Conventional wisdom suggests that the Afghan republic fell because societal values were incompatible with democracy and the country was simply ungovernable. This article traces the state's collapse to the highly centralized political institutions imposed after the 2001 U.S. invasion. Instead of offering citizens an opportunity to oversee their government in a meaningful way, Kabul-centric institutions—holdovers from the country's authoritarian past—undermined citizen trust in government. Flooded with vast amounts of foreign aid, the post-2001 system fostered corruption. After twenty years, Afghans were unwilling to fight for a distant government that did not treat them with dignity.

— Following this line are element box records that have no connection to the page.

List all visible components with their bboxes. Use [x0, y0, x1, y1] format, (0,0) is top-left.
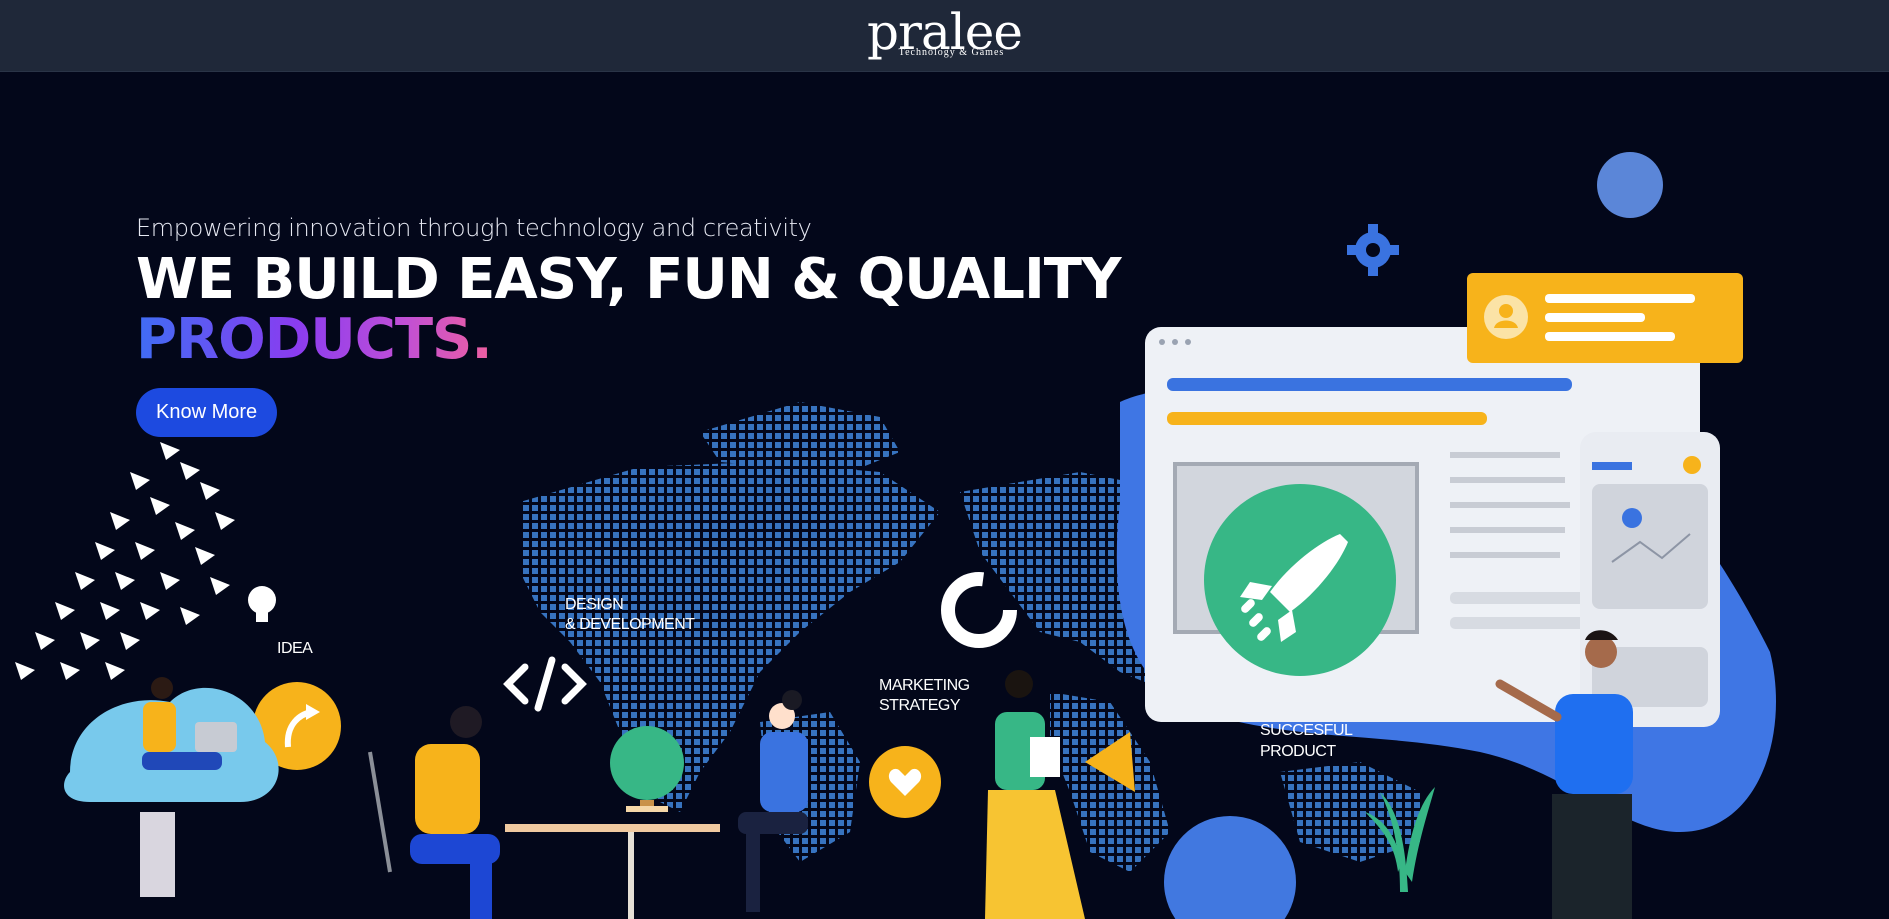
label-design: DESIGN — [565, 596, 623, 613]
gear-icon — [1347, 224, 1399, 276]
user-card — [1467, 273, 1743, 363]
hero-subtitle: Empowering innovation through technology… — [136, 214, 812, 242]
headline-accent: PRODUCTS. — [136, 307, 493, 372]
paper-planes — [15, 442, 235, 680]
heart-icon — [869, 746, 941, 818]
know-more-button[interactable]: Know More — [136, 388, 278, 437]
headline-line-1: WE BUILD EASY, FUN & QUALITY — [136, 247, 1122, 312]
planet-circle — [1164, 816, 1296, 919]
hero-headline: WE BUILD EASY, FUN & QUALITY PRODUCTS. — [136, 247, 1122, 372]
label-successful: SUCCESFUL — [1260, 722, 1353, 739]
code-icon — [503, 656, 587, 712]
top-navbar: pralee Technology & Games — [0, 0, 1889, 72]
donut-icon — [941, 572, 1017, 648]
person-with-laptop — [64, 677, 279, 897]
lightbulb-icon — [248, 586, 276, 622]
label-product: PRODUCT — [1260, 743, 1336, 760]
label-idea: IDEA — [277, 640, 313, 657]
label-strategy: STRATEGY — [879, 697, 961, 714]
label-marketing: MARKETING — [879, 677, 970, 694]
label-development: & DEVELOPMENT — [565, 616, 695, 633]
rocket-icon — [1204, 484, 1396, 676]
hero-illustration: IDEA DESIGN & DEVELOPMENT MARKETING STRA… — [15, 152, 1776, 919]
decor-circle — [1597, 152, 1663, 218]
hero-section: IDEA DESIGN & DEVELOPMENT MARKETING STRA… — [0, 72, 1889, 919]
hero-copy: Empowering innovation through technology… — [136, 214, 1122, 437]
phone-mockup — [1580, 432, 1720, 727]
brand-logo[interactable]: pralee Technology & Games — [867, 7, 1023, 58]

The Islamic Republic of Afghanistan ended on 15 August 2021. That afternoon, President Ashraf Ghani fled the capital city by helicopter to neighboring Uzbekistan. Just days earlier, he had sworn never to leave and said that he would die before abandoning his people. With Ghani gone, the Taliban offensive, which had captured dozens of provincial capitals in the preceding weeks, easily entered Kabul. Within hours, the insurgents sat comfortably at Ghani's desk.
Why did the Afghan republic collapse so completely and so quickly, spurring tens of thousands of desperate people to run to the Kabul airport in hopes of escaping the Taliban's harsh rule and potential retribution? Conventional wisdom says that the U.S.-backed republic fell because the country's government and society were hopelessly corrupt, and its values were incompatible with democracy. In other words, Afghanistan was ungovernable and would always be a lost cause for the outside world—a graveyard of empires.